Honesty is a basic building block of an authentic relationship. When the heart is not firm in this conviction, it can fall prey to other perceived values such as money, fame or even the desire to be held in high esteem. When this happens, trust breaks down, chaos ensues and human dignity is trampled upon.
Amos, speaking on behalf of God, vehemently condemned dishonest business practices that fix scales and buy the poor for a pair of sandals. To these, the Lord will “never forget a thing they have done!”
Our Lord warns against hypocrisy and the false belief that we can serve both God and mammon. A true disciple does not only make the morally upright choice when others are observing, but does so even when alone. It is insincere to believe that we are good Christians because we have made large donations or given years of service while remaining dishonest in private personal choices.

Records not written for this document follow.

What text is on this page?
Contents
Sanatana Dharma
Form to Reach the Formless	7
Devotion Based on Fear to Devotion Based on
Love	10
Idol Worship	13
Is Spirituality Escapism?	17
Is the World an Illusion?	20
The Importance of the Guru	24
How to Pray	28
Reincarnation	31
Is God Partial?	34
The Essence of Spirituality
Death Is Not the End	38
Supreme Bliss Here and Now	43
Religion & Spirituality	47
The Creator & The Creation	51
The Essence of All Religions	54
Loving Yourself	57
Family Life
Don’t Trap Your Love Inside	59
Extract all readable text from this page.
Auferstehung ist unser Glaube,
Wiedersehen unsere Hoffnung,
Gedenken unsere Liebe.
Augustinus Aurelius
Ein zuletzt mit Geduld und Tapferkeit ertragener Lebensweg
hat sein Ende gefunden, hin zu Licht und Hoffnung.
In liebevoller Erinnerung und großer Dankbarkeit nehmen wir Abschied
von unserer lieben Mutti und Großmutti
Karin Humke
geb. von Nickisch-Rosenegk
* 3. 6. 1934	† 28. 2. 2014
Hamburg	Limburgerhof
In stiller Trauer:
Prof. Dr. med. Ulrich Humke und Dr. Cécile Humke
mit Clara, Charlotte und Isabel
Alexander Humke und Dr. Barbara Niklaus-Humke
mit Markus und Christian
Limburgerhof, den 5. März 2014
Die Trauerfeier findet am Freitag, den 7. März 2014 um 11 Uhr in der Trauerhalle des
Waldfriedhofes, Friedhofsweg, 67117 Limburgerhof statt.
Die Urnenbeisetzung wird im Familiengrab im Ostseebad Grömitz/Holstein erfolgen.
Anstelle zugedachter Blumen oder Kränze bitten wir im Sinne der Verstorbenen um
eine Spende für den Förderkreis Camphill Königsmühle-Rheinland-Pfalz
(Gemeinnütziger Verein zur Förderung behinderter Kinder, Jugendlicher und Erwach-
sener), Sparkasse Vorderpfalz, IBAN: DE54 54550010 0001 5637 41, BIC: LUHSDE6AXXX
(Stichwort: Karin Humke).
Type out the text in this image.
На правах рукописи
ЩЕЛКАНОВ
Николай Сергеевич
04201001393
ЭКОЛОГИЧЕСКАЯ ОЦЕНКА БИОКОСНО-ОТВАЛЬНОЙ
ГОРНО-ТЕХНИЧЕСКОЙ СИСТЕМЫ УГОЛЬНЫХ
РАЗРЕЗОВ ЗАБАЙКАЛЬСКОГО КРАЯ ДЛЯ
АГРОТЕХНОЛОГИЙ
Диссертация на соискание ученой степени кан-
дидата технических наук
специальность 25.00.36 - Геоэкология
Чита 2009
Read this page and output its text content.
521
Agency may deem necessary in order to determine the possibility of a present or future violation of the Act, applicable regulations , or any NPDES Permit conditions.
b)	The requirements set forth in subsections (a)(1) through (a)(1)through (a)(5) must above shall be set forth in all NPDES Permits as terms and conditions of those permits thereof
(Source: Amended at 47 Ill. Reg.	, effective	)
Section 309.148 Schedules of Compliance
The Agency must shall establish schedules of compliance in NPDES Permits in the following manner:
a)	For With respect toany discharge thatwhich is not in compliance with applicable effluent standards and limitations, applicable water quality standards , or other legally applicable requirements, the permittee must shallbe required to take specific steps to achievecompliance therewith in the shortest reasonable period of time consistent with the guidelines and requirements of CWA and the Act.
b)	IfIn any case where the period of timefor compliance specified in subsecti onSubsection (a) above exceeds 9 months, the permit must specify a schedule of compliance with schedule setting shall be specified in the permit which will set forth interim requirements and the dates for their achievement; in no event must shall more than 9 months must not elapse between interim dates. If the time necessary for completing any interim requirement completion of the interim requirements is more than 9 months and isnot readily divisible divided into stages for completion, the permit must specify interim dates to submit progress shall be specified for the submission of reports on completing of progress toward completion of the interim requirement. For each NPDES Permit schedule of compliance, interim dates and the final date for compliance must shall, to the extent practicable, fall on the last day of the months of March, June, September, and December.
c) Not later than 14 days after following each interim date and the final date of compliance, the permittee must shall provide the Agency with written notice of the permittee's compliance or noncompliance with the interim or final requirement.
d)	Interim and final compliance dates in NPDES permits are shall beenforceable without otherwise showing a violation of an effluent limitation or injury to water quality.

Our Lord reminded us that “the person who is dishonest in very small matters is also dishonest in great ones.” Authenticity, the opposite of hypocrisy, demands that goodness is consistent on all levels and spheres of our lives. What is virtuous and beautiful begins on the personal level.
For Thomas Aquinas, honesty is synonymous with virtue and beauty. In question 145 of the Summa, Thomas establishes that honesty is one of those rare virtues that “allure us by their own force, and attract us by their own worth, such as virtue, truth, knowledge.” Simultaneously, Thomas defines honesty as the same as the beautiful because “God is said to be beautiful, as being "the cause of the harmony and clarity of the universe." Hence the beauty of the body consists in a man having his bodily limbs well proportioned, together with a certain clarity of color.
In like manner, spiritual beauty consists in a man's conduct or actions being well proportioned in respect of the spiritual clarity of reason,” which are the virtues. Lastly, honesty is the virtue that moderates reason with all that is connected with the person. Therefore, honesty is beautiful.
Who among us is not attracted to a person who is honest, virtuous, and beautiful? Billy Joel laments that honesty is such a lonely word, but it doesn’t have to be so.